Criminals often wait months or years after a breach to exploit stolen data, timing their attacks to coincide with reduced consumer vigilance. A credit freeze placed now remains effective indefinitely and can be lifted temporarily when you need to apply for credit. There is no downside to taking this step immediately.

Key Takeaways

  1. Vendor cloud backups are attack surface: Firewall configuration files stored in vendor-managed cloud environments — containing credentials, VPN settings, and MFA recovery codes — represent a concentrated, high-value target. Organizations should audit what their security vendors store on their behalf, where, and with what encryption controls.
  2. MFA can be bypassed through recovery paths: The Marquis breach demonstrates that enabling MFA is insufficient if the recovery mechanisms are stored without encryption by a third party.
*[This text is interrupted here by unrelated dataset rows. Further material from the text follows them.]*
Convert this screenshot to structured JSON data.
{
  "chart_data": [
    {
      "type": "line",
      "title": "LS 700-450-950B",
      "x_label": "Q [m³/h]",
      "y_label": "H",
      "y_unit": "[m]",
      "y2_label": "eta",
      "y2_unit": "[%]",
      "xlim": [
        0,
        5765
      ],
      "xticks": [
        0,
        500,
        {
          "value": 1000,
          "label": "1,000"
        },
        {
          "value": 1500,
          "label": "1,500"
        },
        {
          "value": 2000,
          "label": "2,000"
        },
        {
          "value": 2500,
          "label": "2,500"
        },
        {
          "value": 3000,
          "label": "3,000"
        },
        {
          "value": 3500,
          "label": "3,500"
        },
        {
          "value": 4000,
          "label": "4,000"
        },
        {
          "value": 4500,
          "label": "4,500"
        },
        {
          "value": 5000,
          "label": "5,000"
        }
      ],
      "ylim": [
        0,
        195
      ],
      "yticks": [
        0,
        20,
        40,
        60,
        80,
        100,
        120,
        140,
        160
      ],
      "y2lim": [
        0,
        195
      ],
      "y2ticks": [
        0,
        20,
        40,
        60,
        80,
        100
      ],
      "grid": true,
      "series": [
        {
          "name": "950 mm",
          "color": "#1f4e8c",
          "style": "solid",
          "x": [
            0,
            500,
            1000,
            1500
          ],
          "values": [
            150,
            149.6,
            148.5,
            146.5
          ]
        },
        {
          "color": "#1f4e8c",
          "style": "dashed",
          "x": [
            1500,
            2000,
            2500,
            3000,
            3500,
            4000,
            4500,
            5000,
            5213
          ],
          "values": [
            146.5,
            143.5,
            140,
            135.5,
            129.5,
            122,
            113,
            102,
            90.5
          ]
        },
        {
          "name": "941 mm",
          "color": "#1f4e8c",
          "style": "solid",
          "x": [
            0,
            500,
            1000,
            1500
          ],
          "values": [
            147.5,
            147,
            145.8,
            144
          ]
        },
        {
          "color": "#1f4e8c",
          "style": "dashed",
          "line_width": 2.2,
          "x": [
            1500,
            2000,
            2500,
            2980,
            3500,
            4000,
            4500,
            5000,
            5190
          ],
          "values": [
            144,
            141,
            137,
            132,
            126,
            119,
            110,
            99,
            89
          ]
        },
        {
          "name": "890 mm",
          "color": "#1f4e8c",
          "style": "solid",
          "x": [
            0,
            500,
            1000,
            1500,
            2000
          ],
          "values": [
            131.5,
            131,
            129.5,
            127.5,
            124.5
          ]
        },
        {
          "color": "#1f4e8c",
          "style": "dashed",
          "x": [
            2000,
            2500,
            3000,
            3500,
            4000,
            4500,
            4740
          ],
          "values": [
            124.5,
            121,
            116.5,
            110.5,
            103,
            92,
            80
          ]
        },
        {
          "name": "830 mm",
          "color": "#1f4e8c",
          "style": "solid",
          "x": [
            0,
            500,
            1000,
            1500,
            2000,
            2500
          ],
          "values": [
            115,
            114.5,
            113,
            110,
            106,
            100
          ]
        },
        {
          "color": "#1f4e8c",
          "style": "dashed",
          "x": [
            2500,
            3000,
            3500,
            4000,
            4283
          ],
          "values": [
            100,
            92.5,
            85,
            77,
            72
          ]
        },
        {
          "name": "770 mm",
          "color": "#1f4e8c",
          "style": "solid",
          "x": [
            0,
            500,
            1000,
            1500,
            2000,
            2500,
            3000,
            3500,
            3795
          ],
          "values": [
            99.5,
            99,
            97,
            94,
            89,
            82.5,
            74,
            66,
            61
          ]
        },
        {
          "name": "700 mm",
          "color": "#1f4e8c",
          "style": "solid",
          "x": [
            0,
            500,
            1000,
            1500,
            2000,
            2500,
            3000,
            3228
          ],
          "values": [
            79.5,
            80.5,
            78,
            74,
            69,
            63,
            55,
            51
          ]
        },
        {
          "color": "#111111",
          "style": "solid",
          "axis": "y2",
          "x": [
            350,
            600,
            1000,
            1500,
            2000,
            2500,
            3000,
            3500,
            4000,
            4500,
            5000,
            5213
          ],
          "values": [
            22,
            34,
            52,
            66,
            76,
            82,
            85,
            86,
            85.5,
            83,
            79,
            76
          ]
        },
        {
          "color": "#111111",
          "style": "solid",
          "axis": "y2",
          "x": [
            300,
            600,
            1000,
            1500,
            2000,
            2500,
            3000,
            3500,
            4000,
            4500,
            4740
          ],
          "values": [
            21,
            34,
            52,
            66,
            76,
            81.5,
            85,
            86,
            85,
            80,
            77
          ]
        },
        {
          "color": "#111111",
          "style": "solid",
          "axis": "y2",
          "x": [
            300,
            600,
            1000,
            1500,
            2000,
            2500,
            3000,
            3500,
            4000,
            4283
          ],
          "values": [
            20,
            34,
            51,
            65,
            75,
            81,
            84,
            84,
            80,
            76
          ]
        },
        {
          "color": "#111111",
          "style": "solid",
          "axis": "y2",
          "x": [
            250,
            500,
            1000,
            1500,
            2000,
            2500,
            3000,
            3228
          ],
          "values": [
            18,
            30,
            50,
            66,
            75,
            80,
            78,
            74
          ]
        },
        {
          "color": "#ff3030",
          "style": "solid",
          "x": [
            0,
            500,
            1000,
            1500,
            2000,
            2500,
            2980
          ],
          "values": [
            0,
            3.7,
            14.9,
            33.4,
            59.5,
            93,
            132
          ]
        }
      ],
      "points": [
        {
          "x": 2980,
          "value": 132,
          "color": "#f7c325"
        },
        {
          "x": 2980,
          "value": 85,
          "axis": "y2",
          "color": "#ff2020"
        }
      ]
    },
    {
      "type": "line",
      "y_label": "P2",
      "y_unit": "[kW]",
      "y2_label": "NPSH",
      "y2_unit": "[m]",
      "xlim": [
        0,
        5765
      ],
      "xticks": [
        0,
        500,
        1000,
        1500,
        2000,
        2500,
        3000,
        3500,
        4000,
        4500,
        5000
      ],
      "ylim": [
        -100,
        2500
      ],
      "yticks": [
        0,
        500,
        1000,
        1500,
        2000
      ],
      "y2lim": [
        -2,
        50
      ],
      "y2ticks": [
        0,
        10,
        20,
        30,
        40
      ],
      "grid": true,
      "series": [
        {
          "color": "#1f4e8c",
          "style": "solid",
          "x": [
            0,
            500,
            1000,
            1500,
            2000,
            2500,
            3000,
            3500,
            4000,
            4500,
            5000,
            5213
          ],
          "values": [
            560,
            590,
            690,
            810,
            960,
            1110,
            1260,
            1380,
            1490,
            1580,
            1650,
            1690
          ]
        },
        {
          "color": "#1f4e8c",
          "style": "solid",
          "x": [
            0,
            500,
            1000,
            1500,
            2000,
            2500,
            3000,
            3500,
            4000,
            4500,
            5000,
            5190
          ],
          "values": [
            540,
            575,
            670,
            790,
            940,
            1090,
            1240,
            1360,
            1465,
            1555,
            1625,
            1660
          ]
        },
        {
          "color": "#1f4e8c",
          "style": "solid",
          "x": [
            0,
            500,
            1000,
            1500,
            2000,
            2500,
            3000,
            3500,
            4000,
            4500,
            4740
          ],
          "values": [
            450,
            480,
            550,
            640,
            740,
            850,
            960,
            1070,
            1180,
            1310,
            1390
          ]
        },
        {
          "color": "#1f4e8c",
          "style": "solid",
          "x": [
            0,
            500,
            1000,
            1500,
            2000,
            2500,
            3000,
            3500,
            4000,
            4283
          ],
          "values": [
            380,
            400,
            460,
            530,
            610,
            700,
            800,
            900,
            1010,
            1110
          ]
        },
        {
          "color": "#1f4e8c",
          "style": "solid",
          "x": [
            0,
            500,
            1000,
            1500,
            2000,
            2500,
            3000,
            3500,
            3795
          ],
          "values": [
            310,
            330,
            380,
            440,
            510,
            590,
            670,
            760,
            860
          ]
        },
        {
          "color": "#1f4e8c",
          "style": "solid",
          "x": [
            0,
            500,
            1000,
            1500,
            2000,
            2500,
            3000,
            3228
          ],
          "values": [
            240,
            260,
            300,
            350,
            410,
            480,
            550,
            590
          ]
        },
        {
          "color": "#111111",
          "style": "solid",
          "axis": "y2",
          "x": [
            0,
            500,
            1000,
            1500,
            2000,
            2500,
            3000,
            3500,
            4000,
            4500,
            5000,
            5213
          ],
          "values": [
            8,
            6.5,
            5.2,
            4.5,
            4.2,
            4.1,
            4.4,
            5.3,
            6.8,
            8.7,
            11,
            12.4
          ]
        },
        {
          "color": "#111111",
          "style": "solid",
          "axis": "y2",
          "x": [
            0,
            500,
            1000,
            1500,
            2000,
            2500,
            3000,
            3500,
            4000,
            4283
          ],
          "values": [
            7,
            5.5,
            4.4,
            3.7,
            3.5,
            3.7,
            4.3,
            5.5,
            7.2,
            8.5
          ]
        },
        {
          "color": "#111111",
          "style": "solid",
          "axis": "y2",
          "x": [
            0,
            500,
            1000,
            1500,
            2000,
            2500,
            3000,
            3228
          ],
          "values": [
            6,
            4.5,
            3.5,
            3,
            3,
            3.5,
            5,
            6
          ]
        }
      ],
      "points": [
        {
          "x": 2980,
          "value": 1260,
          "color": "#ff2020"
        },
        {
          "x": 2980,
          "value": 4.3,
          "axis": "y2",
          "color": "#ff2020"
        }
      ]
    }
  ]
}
Scratch codes and emergency access tokens must receive the same security treatment as primary credentials.
  3. Breach disclosure timelines matter: SonicWall's initial characterization of the breach as affecting fewer than five percent of customers — later revised to all customers — delayed the response of affected organizations. Accurate and timely vendor disclosure is not just a compliance requirement; it is a prerequisite for downstream incident response.
  4. Supply chain exposure multiplies consumer harm: A breach at one vendor serving 700 financial institutions is not equivalent to 700 separate breaches — it is worse. The aggregation of data across many institutions in a single vendor environment creates a concentration of risk that no individual bank would carry alone.
  5. Legal accountability is being tested: The Marquis v. SonicWall lawsuit (Case No. 4:26-cv-00195, Eastern District of Texas) represents a growing trend of organizations seeking to shift breach costs upstream to vendors whose security failures enabled the attack. The outcome of this litigation, and the 36+ consumer class actions Marquis is defending, will shape how vendor contracts and SLAs are written in the financial sector going forward.

The Marquis breach is not the first supply chain attack to expose banking customers at scale, and it will not be the last. What distinguishes it is the clarity of the failure chain: a code change at a security vendor, unencrypted recovery credentials stored in a cloud backup, a breach that went undetected for months, and a downstream ransomware attack that touched more than 670,000 people who had no visibility into any of it. For cybersecurity professionals, regulators, and anyone responsible for vendor risk management in financial services, that chain of events is worth understanding in full — because the same architecture that made this possible is in place at organizations across the country right now.